I won't disagree that teaching doesn't seem like the most attractive profession to enter. I definitely thing starting salaries need to increase in the ICCSD. My kids have had some newer, very talented teachers that make substantially less than sometimes marginal, more veteran teachers(salaries are listed on the P-C website).

I'd have to disagree that teaching being unappealing is simply a function of politicians like Scott Walker though. Starting salaries for teachers in the ICCSD have been low for quite a while...certainly we don't live in a conservative area. We have used scripted curriculums in the ICCSD....curriculums that the teachers were partly involved in choosing.

As far as "teachers who are worse at what they do"...we already have these individuals in our school. I think most of the teachers in our schools are great, but my older child had a couple of people who simply did not belong in a classroom.

We already have micromanagement, when teachers are told they can't teach the standard algorithm method of addition or subtraction in the classroom.

Chris said...

KD -- All true, we have a lot of these problems in the schools already. And Scott Walker just represents the culmination of the kind of policies that "reformers" in both major parties have been pushing for years, including the policies that NCLB embodies. But no one seems to have celebrated the demise of teaching as a decent profession as much as the people who are cheering Scott Walker & Co. on. It's this hostility toward teachers, coming from people who claim to be free marketers, that seems so incoherent.

Of course, if you were to propose that we might get better teachers by paying them more and making their working conditions better -- that is, by recognizing the power of market principles -- you would almost certainly be labelled a Socialist!
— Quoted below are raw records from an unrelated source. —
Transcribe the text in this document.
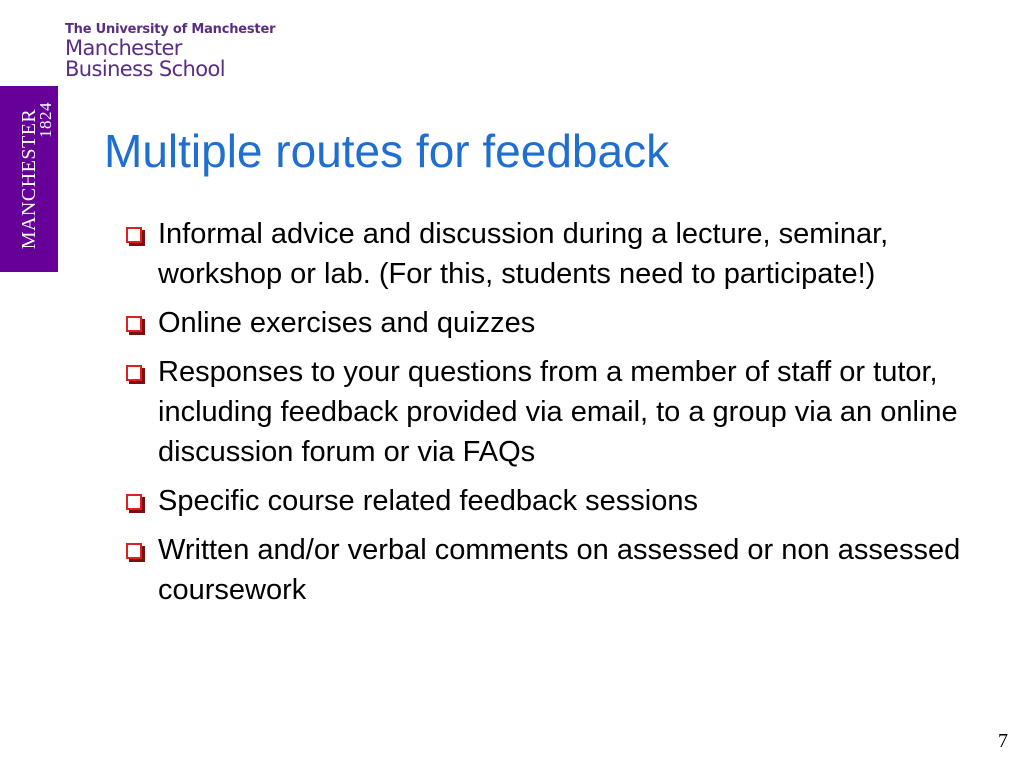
The University of Manchester
Manchester
Business School
MANCHESTER
1824
Multiple routes for feedback
Informal advice and discussion during a lecture, seminar, workshop or lab. (For this, students need to participate!)
Online exercises and quizzes
Responses to your questions from a member of staff or tutor, including feedback provided via email, to a group via an online discussion forum or via FAQs
Specific course related feedback sessions
Written and/or verbal comments on assessed or non assessed coursework
7
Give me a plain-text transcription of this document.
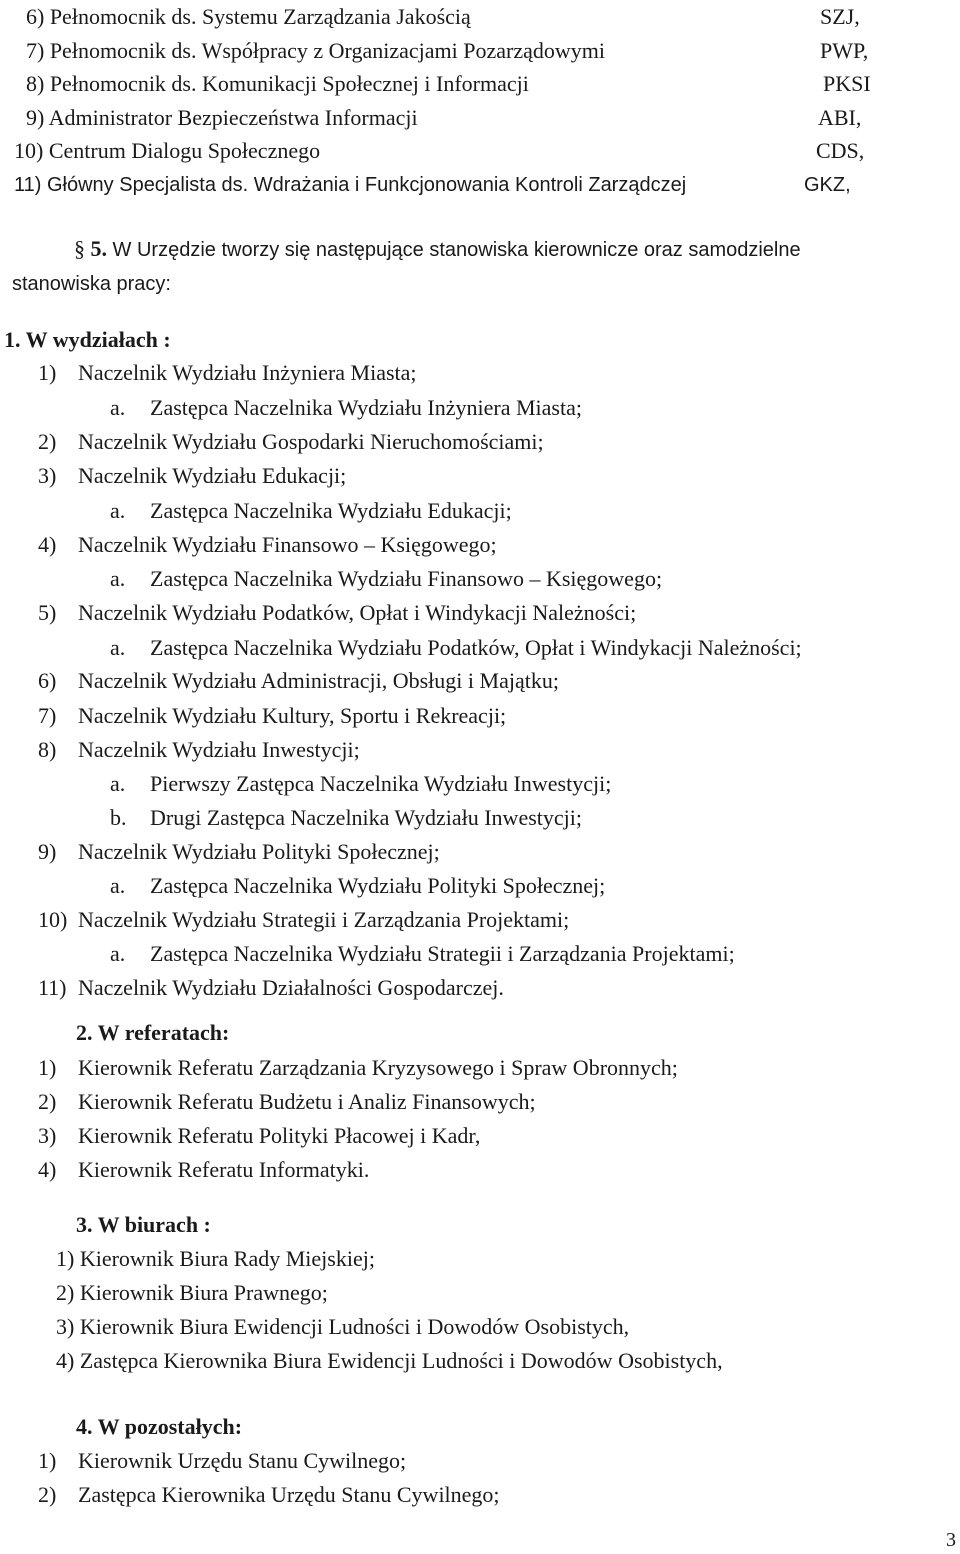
6) Pełnomocnik ds. Systemu Zarządzania Jakością	SZJ,
7) Pełnomocnik ds. Współpracy z Organizacjami Pozarządowymi	PWP,
8) Pełnomocnik ds. Komunikacji Społecznej i Informacji	PKSI
9) Administrator Bezpieczeństwa Informacji	ABI,
10) Centrum Dialogu Społecznego	CDS,
11) Główny Specjalista ds. Wdrażania i Funkcjonowania Kontroli Zarządczej	GKZ,
§ 5. W Urzędzie tworzy się następujące stanowiska kierownicze oraz samodzielne
stanowiska pracy:
1. W wydziałach :
1) Naczelnik Wydziału Inżyniera Miasta;
a. Zastępca Naczelnika Wydziału Inżyniera Miasta;
2) Naczelnik Wydziału Gospodarki Nieruchomościami;
3) Naczelnik Wydziału Edukacji;
a. Zastępca Naczelnika Wydziału Edukacji;
4) Naczelnik Wydziału Finansowo – Księgowego;
a. Zastępca Naczelnika Wydziału Finansowo – Księgowego;
5) Naczelnik Wydziału Podatków, Opłat i Windykacji Należności;
a. Zastępca Naczelnika Wydziału Podatków, Opłat i Windykacji Należności;
6) Naczelnik Wydziału Administracji, Obsługi i Majątku;
7) Naczelnik Wydziału Kultury, Sportu i Rekreacji;
8) Naczelnik Wydziału Inwestycji;
a. Pierwszy Zastępca Naczelnika Wydziału Inwestycji;
b. Drugi Zastępca Naczelnika Wydziału Inwestycji;
9) Naczelnik Wydziału Polityki Społecznej;
a. Zastępca Naczelnika Wydziału Polityki Społecznej;
10) Naczelnik Wydziału Strategii i Zarządzania Projektami;
a. Zastępca Naczelnika Wydziału Strategii i Zarządzania Projektami;
11) Naczelnik Wydziału Działalności Gospodarczej.
2. W referatach:
1) Kierownik Referatu Zarządzania Kryzysowego i Spraw Obronnych;
2) Kierownik Referatu Budżetu i Analiz Finansowych;
3) Kierownik Referatu Polityki Płacowej i Kadr,
4) Kierownik Referatu Informatyki.
3. W biurach :
1) Kierownik Biura Rady Miejskiej;
2) Kierownik Biura Prawnego;
3) Kierownik Biura Ewidencji Ludności i Dowodów Osobistych,
4) Zastępca Kierownika Biura Ewidencji Ludności i Dowodów Osobistych,
4. W pozostałych:
1) Kierownik Urzędu Stanu Cywilnego;
2) Zastępca Kierownika Urzędu Stanu Cywilnego;
3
It's true that our district's starting salaries are low and that we are not a conservative area. But as I understand it, our district does not control how much it can spend; that's up to the state. Even if our district's voters were willing to pay more in taxes to fund the schools, the state prevents that from happening. (See the superintendent's discussion of that issue here.) They have to protect us from ourselves! But that's the topic for another post someday . . .

FedUpMom said...

I think teachers should be paid well -- it's a difficult, demanding job. On the other hand, just paying well doesn't ensure quality. In my district, teachers are paid quite well, but it doesn't mean they're all wonderful.

Chris said...

Sure, but it improves the odds considerably. As between a school that pays its teachers well, and one that pays them poorly, all other things equal, who wouldn't choose the former?

I know the teacher tenure issue is complicated. My only point is that job security is a form of compensation, too. Cutting it will have the same effect on the market for teachers as cutting salaries. Break the unions and you can fire people at will, but good luck hiring people.

If someone wants to argue that the gains from cutting job security outweigh the costs, that's at least an argument worth airing. But to completely ignore the fact that cutting compensation will lower the quality of the applicant pool -- that's just not the sign of a free market thinker.